Neurophysiological bases of decision-making processes: dissociating risk and uncertainty in the human brain - Data Management Plan
- 1. Institute for Systems and Computer Engineering, Technology and Science
- 2. Faculty of Engineering of the University of Porto
- 3. Laboratory of Neuropsychophysiology, Faculty of Psychology and Educational Sciences of the University of Porto
Description
Humans face a daily variety of decision-making challenges in distinct aspects of life [1]. Most of these decisions are made under uncertainty, a concept employed to describe an imperfect knowledge about the expected outcomes for distinct choices [2]. Although the conceptual distinction between uncertainty and risk was formulated in the early 1920s by Frank Knight [3], the distinction is not always clearly stated in the neuroscientific study of decision-making, leading to an often-interchangeable misuse of the concepts of risk and uncertainty.
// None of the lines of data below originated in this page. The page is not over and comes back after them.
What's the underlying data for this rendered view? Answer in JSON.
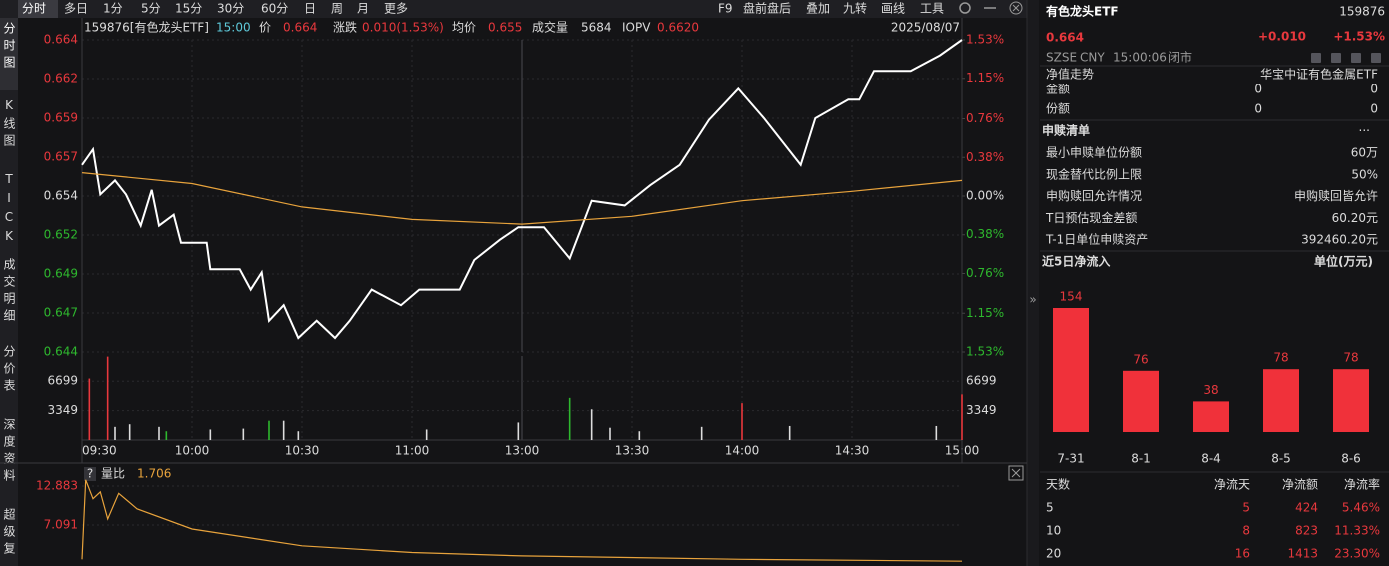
{
  "toolbar": {
    "tabs": [
      "分时",
      "多日",
      "1分",
      "5分",
      "15分",
      "30分",
      "60分",
      "日",
      "周",
      "月",
      "更多"
    ],
    "tools": [
      "F9",
      "盘前盘后",
      "叠加",
      "九转",
      "画线",
      "工具"
    ]
  },
  "side_tabs": [
    "分时图",
    "K线图",
    "TICK",
    "成交明细",
    "分价表",
    "深度资料",
    "超级复"
  ],
  "info_bar": {
    "code": "159876[有色龙头ETF]",
    "time": "15:00",
    "items": [
      {
        "label": "价",
        "value": "0.664"
      },
      {
        "label": "涨跌",
        "value": "0.010(1.53%)"
      },
      {
        "label": "均价",
        "value": "0.655"
      },
      {
        "label": "成交量",
        "value": "5684"
      },
      {
        "label": "IOPV",
        "value": "0.6620"
      }
    ],
    "date": "2025/08/07"
  },
  "chart_data": [
    {
      "type": "line",
      "xlim": [
        0,
        240
      ],
      "ylim": [
        0.644,
        0.664
      ],
      "yticks": [
        0.644,
        {
          "value": 0.6465,
          "label": "0.647"
        },
        0.649,
        {
          "value": 0.6515,
          "label": "0.652"
        },
        0.654,
        {
          "value": 0.6565,
          "label": "0.657"
        },
        0.659,
        {
          "value": 0.6615,
          "label": "0.662"
        },
        0.664
      ],
      "y2lim": [
        -1.53,
        1.53
      ],
      "y2ticks": [
        {
          "value": -1.53,
          "label": "1.53%"
        },
        {
          "value": -1.15,
          "label": "1.15%"
        },
        {
          "value": -0.76,
          "label": "0.76%"
        },
        {
          "value": -0.38,
          "label": "0.38%"
        },
        {
          "value": 0,
          "label": "0.00%"
        },
        {
          "value": 0.38,
          "label": "0.38%"
        },
        {
          "value": 0.76,
          "label": "0.76%"
        },
        {
          "value": 1.15,
          "label": "1.15%"
        },
        {
          "value": 1.53,
          "label": "1.53%"
        }
      ],
      "grid": true,
      "series": [
        {
          "color": "#ffffff",
          "x": [
            0,
            3,
            5,
            9,
            12,
            16,
            19,
            21,
            25,
            27,
            34,
            35,
            43,
            46,
            49,
            51,
            55,
            59,
            64,
            69,
            73,
            79,
            87,
            92,
            103,
            107,
            114,
            119,
            126,
            133,
            139,
            148,
            155,
            163,
            171,
            179,
            186,
            196,
            200,
            209,
            212,
            216,
            226,
            234,
            240
          ],
          "values": [
            0.656,
            0.657,
            0.6541,
            0.655,
            0.6541,
            0.6521,
            0.6544,
            0.6521,
            0.6528,
            0.651,
            0.651,
            0.6493,
            0.6493,
            0.648,
            0.6491,
            0.646,
            0.647,
            0.6449,
            0.646,
            0.6449,
            0.646,
            0.648,
            0.647,
            0.648,
            0.648,
            0.6499,
            0.6512,
            0.652,
            0.652,
            0.65,
            0.6537,
            0.6534,
            0.6547,
            0.656,
            0.6589,
            0.6609,
            0.659,
            0.656,
            0.659,
            0.6602,
            0.6602,
            0.662,
            0.662,
            0.663,
            0.664
          ]
        },
        {
          "color": "#e8a33c",
          "x": [
            0,
            30,
            60,
            90,
            120,
            150,
            180,
            210,
            240
          ],
          "values": [
            0.6555,
            0.6548,
            0.6533,
            0.6525,
            0.6522,
            0.6527,
            0.6537,
            0.6543,
            0.655
          ]
        }
      ]
    },
    {
      "type": "bar",
      "xlim": [
        0,
        240
      ],
      "xticks": [
        {
          "value": 0,
          "label": "09:30"
        },
        {
          "value": 30,
          "label": "10:00"
        },
        {
          "value": 60,
          "label": "10:30"
        },
        {
          "value": 90,
          "label": "11:00"
        },
        {
          "value": 120,
          "label": "13:00"
        },
        {
          "value": 150,
          "label": "13:30"
        },
        {
          "value": 180,
          "label": "14:00"
        },
        {
          "value": 210,
          "label": "14:30"
        },
        {
          "value": 240,
          "label": "15:00"
        }
      ],
      "ylim": [
        0,
        9570
      ],
      "yticks": [
        3349,
        6699
      ],
      "x": [
        2,
        7,
        9,
        13,
        21,
        23,
        35,
        44,
        51,
        55,
        59,
        94,
        119,
        133,
        139,
        144,
        152,
        169,
        180,
        193,
        233,
        240
      ],
      "values": [
        7000,
        9500,
        1500,
        1800,
        1500,
        1000,
        1200,
        1300,
        2200,
        2200,
        1000,
        1200,
        2000,
        4800,
        3500,
        1400,
        1000,
        1500,
        4200,
        1600,
        1600,
        5200
      ],
      "colors": [
        "#e8383d",
        "#e8383d",
        "#dddddd",
        "#dddddd",
        "#dddddd",
        "#2eb82e",
        "#dddddd",
        "#dddddd",
        "#2eb82e",
        "#dddddd",
        "#dddddd",
        "#dddddd",
        "#dddddd",
        "#2eb82e",
        "#dddddd",
        "#dddddd",
        "#dddddd",
        "#dddddd",
        "#e8383d",
        "#dddddd",
        "#dddddd",
        "#e8383d"
      ]
    },
    {
      "type": "line",
      "title": "量比",
      "value": 1.706,
      "xlim": [
        0,
        240
      ],
      "ylim": [
        1,
        15.26
      ],
      "yticks": [
        7.091,
        12.883
      ],
      "series": [
        {
          "color": "#e8a33c",
          "x": [
            0,
            1,
            3,
            5,
            7,
            10,
            15,
            30,
            60,
            90,
            120,
            180,
            240
          ],
          "values": [
            2,
            13.8,
            11,
            12,
            8,
            11.8,
            9.5,
            6.5,
            4,
            3,
            2.5,
            2,
            1.706
          ]
        }
      ]
    },
    {
      "type": "bar",
      "title": "近5日净流入",
      "unit": "单位(万元)",
      "categories": [
        "7-31",
        "8-1",
        "8-4",
        "8-5",
        "8-6"
      ],
      "values": [
        154,
        76,
        38,
        78,
        78
      ],
      "color": "#f0313a"
    }
  ],
  "quote": {
    "name": "有色龙头ETF",
    "code": "159876",
    "price": "0.664",
    "change": "+0.010",
    "change_pct": "+1.53%",
    "exchange": "SZSE",
    "currency": "CNY",
    "time": "15:00:06",
    "status": "闭市"
  },
  "nav": {
    "title": "净值走势",
    "fund": "华宝中证有色金属ETF",
    "rows": [
      [
        "金额",
        "0",
        "0"
      ],
      [
        "份额",
        "0",
        "0"
      ]
    ]
  },
  "redemption": {
    "title": "申赎清单",
    "more": "···",
    "rows": [
      [
        "最小申赎单位份额",
        "60万"
      ],
      [
        "现金替代比例上限",
        "50%"
      ],
      [
        "申购赎回允许情况",
        "申购赎回皆允许"
      ],
      [
        "T日预估现金差额",
        "60.20元"
      ],
      [
        "T-1日单位申赎资产",
        "392460.20元"
      ]
    ]
  },
  "flow_table": {
    "header": [
      "天数",
      "净流天",
      "净流额",
      "净流率"
    ],
    "rows": [
      [
        "5",
        "5",
        "424",
        "5.46%"
      ],
      [
        "10",
        "8",
        "823",
        "11.33%"
      ],
      [
        "20",
        "16",
        "1413",
        "23.30%"
      ]
    ]
  }
}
Nonetheless, research in neuroscience has provided evidence for the dissociation of the neuronal underpinnings of decision-making in situations of risk and uncertainty, pointing towards the recruitment of distinct mechanisms in processing risk and uncertainty: risk has been mainly associated with increased activation in brain regions typically associated with cognitive and attentional processes, and uncertainty has been associated with brain regions usually related to emotional reactivity (e.g.,[4,5]). Most existing studies on the neuronal underpinnings of risk and uncertainty processing in decision making rely on the functional Magnetic Resonance Imaging (fMRI) technique. The fMRI offers high spatial resolution in the study of the recruited brain regions, but lacks the temporal precision required to disentangle the distinct processes related with risk and uncertainty processing. In order to overcome the existing limitations in the literature and shed light on the temporal brain dynamics of risk and uncertainty processing while controlling for methodological confounds, we propose a research plan that aims to: (a) experimentally dissociate the neuronal correlates of risk and uncertainty processing in decision-making, while controlling for expected value and utility; and to (b) provide a multilevel assessment of risk and uncertainty processing, complementing behavioral data with neurophysiological correlates of the autonomic and central nervous systems. In the context of the present research plan, two related studies are proposed.